Développement et Technologies
WTML : vous reprendrez bien un peu de pastèque ?
8 mars 2008
Le concept de WTML
L'accessibilité ou l'interopérabilité d'un contenu web, c'est un peu comme la photographie autrefois : ce n'est pas au moment où elle "apparaît" dans le bain révélateur qu'une image est bonne ou pas, c'est au moment de sa prise de vue... Cadrage, composition, exposition, piqué, richesse de ses hautes et basses lumières, tout ceci le laboratoire ne fait que le révéler : il y a à un moment mise en forme de quelque chose qui était virtuellement présent dans l'intégralité de ses qualités depuis l'acte de déclencher. De même, quoique ce ne soit qu'à l'affichage d'un document web qu'on peut dire s'il est in fine accessible ou pas (ou à quel degré il l'est ou ne l'est pas), ce qui se joue au moment de la restitution est largement tributaire du contenu tel qu'il a été produit dès sa conception. C'est là que se met en place tout ce qui fera ultérieurement un contenu conforme. C'est la raison pour laquelle un site ne pourra jamais être rendu accessible et que l'accessibilité ne sera jamais un patch à rajouter après.
Concernant donc la façon dont un contenu est produit, la quasi-totalité des outils CMS (systèmes de gestion de contenu) disponibles - on peut faire aujourd'hui l'impasse sur les sites codés "en dur" - opèrent de la même manière : l'utilisateur injecte du contenu (disons du texte copié-collé) que de nombreux fonctionnalités permettront ensuite de mettre en forme : titrage, séquençage, enrichissement, etc. On appelle ça un(e) rich text interface .
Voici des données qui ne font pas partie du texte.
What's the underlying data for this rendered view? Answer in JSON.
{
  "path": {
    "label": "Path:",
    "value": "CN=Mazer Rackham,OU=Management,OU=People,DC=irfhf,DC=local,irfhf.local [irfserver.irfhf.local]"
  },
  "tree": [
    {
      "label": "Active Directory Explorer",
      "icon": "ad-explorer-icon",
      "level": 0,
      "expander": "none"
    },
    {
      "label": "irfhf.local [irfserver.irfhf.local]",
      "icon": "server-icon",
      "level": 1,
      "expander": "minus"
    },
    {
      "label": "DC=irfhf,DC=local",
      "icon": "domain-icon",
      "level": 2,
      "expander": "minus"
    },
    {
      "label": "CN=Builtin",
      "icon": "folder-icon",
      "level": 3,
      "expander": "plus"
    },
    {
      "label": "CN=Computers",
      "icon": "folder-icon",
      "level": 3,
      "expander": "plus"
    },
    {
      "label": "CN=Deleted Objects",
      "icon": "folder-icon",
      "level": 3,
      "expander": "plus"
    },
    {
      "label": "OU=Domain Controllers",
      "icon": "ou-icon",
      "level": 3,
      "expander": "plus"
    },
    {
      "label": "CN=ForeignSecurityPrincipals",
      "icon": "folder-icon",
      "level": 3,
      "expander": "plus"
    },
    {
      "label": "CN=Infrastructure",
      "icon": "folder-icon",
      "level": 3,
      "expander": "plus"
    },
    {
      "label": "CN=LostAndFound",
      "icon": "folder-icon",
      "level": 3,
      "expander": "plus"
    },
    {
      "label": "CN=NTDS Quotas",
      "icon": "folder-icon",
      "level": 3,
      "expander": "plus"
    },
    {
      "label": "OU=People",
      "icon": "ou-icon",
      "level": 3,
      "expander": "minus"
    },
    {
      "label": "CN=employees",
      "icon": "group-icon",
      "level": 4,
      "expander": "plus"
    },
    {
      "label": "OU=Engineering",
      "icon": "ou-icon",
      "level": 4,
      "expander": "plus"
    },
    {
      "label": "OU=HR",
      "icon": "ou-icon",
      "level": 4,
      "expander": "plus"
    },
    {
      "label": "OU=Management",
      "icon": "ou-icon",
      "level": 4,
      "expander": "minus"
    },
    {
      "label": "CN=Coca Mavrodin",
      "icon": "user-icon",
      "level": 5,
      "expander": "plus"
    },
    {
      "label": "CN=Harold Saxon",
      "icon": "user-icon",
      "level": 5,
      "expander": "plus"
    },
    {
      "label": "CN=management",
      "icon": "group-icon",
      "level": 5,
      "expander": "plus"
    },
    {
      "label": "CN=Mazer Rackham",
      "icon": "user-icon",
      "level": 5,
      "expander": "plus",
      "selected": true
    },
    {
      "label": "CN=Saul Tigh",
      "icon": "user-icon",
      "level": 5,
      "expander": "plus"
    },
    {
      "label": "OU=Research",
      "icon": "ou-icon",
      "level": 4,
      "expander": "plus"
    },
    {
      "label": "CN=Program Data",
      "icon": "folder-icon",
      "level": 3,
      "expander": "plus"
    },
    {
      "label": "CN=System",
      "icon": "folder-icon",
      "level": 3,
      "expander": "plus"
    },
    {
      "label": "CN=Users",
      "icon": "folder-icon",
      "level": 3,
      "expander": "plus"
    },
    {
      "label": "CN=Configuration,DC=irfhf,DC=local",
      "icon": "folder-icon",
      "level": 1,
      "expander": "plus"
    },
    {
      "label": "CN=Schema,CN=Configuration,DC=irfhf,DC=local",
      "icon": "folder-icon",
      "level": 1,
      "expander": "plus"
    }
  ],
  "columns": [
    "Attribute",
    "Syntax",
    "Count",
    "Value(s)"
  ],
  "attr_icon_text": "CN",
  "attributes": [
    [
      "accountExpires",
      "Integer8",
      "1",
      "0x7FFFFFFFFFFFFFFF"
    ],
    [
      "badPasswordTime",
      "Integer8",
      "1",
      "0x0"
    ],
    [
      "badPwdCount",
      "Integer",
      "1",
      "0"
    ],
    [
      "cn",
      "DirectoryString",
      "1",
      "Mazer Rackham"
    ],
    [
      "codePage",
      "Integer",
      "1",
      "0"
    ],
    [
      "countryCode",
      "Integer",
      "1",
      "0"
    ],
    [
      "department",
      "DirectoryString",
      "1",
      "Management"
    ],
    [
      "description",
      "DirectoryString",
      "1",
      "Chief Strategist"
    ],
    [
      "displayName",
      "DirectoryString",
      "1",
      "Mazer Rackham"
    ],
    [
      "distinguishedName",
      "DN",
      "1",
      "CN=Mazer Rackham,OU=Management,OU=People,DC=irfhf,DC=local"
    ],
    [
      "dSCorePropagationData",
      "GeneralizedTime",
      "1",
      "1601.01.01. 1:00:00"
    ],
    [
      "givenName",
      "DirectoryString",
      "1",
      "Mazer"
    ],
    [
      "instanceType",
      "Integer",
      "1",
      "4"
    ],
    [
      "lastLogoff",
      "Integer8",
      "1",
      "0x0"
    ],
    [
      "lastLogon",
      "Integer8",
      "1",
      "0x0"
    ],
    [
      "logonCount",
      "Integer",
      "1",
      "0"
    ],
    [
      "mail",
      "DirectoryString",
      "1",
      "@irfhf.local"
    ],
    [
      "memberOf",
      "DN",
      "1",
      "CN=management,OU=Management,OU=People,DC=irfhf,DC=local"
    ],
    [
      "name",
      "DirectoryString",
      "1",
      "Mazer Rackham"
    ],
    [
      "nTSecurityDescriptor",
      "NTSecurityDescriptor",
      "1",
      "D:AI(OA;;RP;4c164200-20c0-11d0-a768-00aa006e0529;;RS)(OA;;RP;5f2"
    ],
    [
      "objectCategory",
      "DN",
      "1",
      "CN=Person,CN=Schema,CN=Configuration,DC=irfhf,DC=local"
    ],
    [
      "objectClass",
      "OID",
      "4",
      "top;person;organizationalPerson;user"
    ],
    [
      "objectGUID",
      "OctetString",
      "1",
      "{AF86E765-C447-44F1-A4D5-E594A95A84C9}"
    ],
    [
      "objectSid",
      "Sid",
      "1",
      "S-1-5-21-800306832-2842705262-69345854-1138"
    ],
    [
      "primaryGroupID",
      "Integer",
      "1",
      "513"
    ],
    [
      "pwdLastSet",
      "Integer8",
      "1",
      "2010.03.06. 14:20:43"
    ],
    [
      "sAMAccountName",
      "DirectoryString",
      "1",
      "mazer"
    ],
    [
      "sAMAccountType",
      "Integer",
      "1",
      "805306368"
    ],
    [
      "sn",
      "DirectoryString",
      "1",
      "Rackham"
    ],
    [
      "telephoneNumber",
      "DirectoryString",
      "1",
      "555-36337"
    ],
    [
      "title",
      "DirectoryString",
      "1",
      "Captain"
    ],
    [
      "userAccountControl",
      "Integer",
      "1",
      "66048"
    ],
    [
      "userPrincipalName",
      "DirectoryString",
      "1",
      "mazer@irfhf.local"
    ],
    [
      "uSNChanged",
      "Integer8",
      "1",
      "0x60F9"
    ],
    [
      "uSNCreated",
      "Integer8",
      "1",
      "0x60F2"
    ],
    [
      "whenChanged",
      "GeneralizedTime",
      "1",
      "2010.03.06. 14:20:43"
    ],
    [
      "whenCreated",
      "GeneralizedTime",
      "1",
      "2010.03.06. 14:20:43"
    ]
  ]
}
En fait, c'est un peu plus compliqué. Il y a simultanément écriture d'un contenu avec son balisage et écriture du modèle de page qui va le recevoir pour restitution. Il y a donc une imbrication étroite entre le contenu proprement dit (le texte et ce qui l'accompagne, photos, sons, etc) et le cadre dans lequel il apparaîtra. Le balisage entourant les objets, même si et quoiqu'il puisse être "sémantiquement cohérent", est toujours produit en rapport avec sa structuration finale une fois mis en page. Le CMS produira des titres en h1 et des sous-titres en h2 (je fais ici l'impasse sur les solutions CMS produisant des titres en font-size) parfaitement normalisés tant que ce contenu restera dans le cadre prévu : la mise en page associée au système.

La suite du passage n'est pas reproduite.